Is your communication congruent?

That is, do your facial expression and your gestures and your tone of voice match the words you’re saying? If not, you’re likely to have trouble getting your message across.

I tell my clients all the time, “If what you say and what they see doesn’t match — people will believe what they see.”

You know this from your own experience, of course. Somewhere along the line, you’ve heard a scowling somebody snarl through gritted teeth, “I’m not mad!” Regardless of the words, it’s clear that they are, in fact, furious, right?

This is why it’s so important that your visual, vocal and verbal messages match whether you’re talking with one client, meeting with a small group around a conference table, or speaking to a roomful of people.

I was reminded of that, reading the L.A Times’s piece about the first business day of the new administration.

“Trump began his first full weekday in office by meeting with business leaders in the White House as television cameras recorded the moment … He gathered labor leaders to his side … later he met with congressional leaders… “

“It was routine for a president — and that was the point.”

Why was it so important for the new president to be seen taking part in a typical presidential work day?

As Cathleen Decker wrote, “Media studies have shown that visuals register more strongly than the spoken or written word; viewers — which means voters — are captivated by what they see and tend to ignore what they hear.”

Yes. And, the importance of the visual goes way beyond television.

In real life too, appearances are critical for business speakers. And I don’t mean that we have to be conventionally attractive—although that certainly doesn’t hurt. (The research is clear: for both men and women, good looks are a significant advantage in business.)

It does suggest that we need to manage how we come across, so that what people see in us conveys the impression we want them to have.

That might mean professional dress or hairstyle. It surely means that we use posture, gestures and facial expression to our advantage.

If we try to run a meeting, for instance, but we look like someone who’s never been in charge of anything, the session is unlikely to be productive.

I met a woman recently who said she does energy work. I have to say, I’ve rarely encountered a professional with less energy. Everything about her seemed subdued, low-key, even dull. If I were looking for help with energy, would I choose her?

If you’re a consultant or a bookkeeper or a virtual assistant, you’re selling organizational skills. And if you look discombobulated, you’re not going to get very far.

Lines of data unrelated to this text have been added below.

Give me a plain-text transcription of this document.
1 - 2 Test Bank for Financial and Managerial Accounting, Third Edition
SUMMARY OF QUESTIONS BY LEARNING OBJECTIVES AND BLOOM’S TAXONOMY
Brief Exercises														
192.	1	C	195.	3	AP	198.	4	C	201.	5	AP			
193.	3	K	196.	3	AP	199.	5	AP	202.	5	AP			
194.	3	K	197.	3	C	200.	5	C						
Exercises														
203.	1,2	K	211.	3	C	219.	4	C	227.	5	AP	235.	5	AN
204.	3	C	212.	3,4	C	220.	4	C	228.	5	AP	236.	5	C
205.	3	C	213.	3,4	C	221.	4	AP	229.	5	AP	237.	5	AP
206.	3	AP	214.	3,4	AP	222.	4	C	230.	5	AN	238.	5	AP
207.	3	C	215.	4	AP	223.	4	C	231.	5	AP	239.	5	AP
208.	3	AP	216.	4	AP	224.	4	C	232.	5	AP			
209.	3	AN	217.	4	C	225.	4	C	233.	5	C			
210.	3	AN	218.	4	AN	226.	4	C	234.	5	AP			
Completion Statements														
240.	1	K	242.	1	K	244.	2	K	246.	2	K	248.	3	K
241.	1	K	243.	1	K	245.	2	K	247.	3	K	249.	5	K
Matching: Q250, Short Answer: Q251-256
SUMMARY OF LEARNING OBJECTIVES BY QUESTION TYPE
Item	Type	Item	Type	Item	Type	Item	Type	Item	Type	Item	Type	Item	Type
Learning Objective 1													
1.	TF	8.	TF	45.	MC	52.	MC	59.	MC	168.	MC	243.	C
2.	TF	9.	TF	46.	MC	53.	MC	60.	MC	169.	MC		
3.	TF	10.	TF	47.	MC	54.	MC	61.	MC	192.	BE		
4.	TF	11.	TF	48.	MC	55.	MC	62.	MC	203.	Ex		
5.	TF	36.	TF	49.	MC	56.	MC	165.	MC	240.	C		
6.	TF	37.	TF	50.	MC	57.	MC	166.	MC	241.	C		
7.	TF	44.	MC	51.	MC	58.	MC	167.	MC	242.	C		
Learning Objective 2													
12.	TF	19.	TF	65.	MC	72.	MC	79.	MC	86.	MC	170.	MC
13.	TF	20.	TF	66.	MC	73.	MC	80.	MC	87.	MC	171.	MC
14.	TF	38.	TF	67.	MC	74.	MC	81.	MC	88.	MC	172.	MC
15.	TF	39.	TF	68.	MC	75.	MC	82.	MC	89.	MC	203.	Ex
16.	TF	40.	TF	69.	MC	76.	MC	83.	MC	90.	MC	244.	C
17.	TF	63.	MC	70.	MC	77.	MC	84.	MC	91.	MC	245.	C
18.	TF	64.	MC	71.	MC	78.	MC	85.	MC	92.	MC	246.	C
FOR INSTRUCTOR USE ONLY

You might start watching for examples of mismatched verbal and visual messages. When you notice that you’re skeptical of someone, and you’re not even sure why, it’s a good bet you’re picking up on incongruity. See if you can figure out what’s causing that.

And of course, self-observation is invaluable here. Are you sending mixed messages with your posture or the way you move, or with your face? (Hint: if you’re asking me to trust you but you don’t look me in the eye, I believe what I see and conclude you’re not really trustworthy.)